If you work at a large company with a generous maternity policy, you still need to consider if you can afford child care, Chen advises. The average cost of child care is $1,000 per month, per child, according to TIME. Chen says that the money for child care should fit into the 50 percent of your budget used to power your life, and ideally not detract from paying off debt, saving, or investing in your future. "After all," she explains, "your child should have a room in your home — you shouldn't be preparing to have a room in theirs."
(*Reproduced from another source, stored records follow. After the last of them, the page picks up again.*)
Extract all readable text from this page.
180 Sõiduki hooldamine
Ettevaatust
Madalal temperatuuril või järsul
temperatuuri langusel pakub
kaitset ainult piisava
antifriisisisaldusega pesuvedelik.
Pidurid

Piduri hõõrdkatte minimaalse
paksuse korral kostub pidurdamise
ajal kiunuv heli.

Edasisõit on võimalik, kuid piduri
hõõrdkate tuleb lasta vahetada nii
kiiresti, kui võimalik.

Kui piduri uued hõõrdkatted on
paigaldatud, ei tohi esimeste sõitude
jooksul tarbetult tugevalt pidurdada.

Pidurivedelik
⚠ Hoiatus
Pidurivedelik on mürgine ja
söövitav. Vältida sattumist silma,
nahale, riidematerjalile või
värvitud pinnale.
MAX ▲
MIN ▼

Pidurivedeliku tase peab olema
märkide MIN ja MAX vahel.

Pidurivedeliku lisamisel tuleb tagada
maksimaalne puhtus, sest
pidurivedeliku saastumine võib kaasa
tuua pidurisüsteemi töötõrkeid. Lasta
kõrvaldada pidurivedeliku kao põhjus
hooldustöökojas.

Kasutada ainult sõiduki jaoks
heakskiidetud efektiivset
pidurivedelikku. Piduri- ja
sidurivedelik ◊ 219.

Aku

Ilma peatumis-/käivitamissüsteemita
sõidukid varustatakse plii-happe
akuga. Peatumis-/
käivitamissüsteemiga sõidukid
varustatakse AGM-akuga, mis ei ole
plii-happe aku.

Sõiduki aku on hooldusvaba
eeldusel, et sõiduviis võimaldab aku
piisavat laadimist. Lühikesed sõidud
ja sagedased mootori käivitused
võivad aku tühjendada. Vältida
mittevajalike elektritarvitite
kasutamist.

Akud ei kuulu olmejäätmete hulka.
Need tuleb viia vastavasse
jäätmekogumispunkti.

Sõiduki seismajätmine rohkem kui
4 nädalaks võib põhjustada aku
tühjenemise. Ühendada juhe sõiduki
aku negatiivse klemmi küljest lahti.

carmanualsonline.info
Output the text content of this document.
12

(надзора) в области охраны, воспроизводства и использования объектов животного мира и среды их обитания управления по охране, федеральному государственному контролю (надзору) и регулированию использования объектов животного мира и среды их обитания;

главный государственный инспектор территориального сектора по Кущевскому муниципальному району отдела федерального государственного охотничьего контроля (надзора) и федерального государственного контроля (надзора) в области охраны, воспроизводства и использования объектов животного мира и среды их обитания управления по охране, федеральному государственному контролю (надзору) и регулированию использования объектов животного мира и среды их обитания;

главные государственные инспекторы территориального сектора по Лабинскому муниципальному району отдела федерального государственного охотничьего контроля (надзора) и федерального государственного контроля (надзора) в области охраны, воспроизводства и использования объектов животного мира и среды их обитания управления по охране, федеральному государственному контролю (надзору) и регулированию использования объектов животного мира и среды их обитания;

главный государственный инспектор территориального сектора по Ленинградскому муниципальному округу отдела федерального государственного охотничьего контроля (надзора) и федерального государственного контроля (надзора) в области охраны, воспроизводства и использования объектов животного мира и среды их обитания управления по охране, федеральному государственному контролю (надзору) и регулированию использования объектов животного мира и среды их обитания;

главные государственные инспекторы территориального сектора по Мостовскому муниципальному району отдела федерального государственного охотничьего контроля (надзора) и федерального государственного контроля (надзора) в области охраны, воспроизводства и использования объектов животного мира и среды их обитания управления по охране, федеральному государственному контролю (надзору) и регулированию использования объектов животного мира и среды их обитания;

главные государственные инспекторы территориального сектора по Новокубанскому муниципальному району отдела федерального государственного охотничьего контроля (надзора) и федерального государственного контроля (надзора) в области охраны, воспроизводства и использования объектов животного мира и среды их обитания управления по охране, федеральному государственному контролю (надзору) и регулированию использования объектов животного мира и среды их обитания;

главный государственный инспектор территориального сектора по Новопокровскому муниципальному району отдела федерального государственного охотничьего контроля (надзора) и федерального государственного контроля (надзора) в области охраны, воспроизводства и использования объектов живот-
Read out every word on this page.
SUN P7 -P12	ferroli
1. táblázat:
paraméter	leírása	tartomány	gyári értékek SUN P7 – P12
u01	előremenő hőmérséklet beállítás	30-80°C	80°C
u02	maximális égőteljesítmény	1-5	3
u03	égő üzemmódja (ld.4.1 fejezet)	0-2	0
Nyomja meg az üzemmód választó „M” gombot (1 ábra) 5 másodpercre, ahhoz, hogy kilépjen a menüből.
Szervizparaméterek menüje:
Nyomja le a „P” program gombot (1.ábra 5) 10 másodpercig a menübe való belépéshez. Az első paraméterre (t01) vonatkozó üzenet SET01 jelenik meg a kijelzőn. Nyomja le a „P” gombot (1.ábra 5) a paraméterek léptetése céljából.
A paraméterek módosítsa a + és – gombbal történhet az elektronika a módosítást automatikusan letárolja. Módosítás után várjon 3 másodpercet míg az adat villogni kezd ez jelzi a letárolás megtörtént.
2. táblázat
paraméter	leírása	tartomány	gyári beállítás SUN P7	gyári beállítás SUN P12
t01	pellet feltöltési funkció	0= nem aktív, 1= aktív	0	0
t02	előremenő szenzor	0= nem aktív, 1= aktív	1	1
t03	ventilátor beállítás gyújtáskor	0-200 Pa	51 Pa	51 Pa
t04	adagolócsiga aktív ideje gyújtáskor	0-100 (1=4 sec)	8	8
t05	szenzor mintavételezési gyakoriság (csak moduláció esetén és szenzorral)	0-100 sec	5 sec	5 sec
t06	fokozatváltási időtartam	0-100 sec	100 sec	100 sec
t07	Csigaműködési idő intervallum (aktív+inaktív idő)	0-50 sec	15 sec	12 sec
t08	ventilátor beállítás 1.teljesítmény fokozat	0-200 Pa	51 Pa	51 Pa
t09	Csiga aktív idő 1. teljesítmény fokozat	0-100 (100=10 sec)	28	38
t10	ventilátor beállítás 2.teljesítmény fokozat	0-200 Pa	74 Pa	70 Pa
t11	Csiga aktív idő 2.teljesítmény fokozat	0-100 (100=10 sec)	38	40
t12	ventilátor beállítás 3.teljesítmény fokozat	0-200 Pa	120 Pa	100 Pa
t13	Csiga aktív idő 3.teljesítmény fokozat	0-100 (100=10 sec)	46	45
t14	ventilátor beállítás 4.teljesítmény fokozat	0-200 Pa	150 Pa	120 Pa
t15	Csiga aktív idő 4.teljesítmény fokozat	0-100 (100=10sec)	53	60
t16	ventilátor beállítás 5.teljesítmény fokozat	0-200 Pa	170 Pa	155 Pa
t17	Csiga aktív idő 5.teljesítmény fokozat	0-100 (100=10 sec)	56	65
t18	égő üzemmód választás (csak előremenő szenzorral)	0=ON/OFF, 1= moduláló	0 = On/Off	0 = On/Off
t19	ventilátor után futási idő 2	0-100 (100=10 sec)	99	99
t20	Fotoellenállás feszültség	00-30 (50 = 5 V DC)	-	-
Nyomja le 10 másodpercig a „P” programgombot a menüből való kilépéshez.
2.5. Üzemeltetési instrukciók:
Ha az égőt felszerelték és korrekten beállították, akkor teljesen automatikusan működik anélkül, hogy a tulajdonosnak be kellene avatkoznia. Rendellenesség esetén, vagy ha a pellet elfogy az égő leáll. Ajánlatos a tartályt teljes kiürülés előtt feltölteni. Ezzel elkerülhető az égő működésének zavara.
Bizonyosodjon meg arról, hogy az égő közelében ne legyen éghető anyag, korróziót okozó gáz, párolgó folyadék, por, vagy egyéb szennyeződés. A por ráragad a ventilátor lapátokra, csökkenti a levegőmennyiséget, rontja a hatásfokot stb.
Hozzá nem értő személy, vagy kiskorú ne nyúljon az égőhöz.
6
While the figures, specifically the idea of spending $10,000 the first year, feels a bit like you'll be bleeding money, Chen says you should remember that billions of babies are born every year, and every year, parents make it work. She also notes that as soon as you start trying for a baby, no one just hands you a bill the size of most American mortgages — it's little things over time. There are also ways to save money, with the noted exceptions being child care and health insurance. Chen says that it's optimistic to assume you'd have that initial $10,000 just hanging out, and if you do, that's great. But the most important thing to consider is if there's room in the overall budget to add this additional expense, or how you could make that room happen, without compromising on your investments.

Chen also says to accept help when it's offered. "You may not love your mother-in-law, and you may butt heads, but she may also be willing to share the burden of child care with you, and you should consider that," she says. She also suggests you meet with a financial planner if you haven't already, and try living without the money you'd be spending on your child for a few months before you try to get pregnant. Not only will that give you an idea of how your budget will feel when baby arrives, it's also serving as a cushion of savings you've started before you even get pregnant.

Children are pricey, and there are buckets of unexpected little costs associated with parenting, but, with a little planning, and a lot of studying, it's absolutely doable.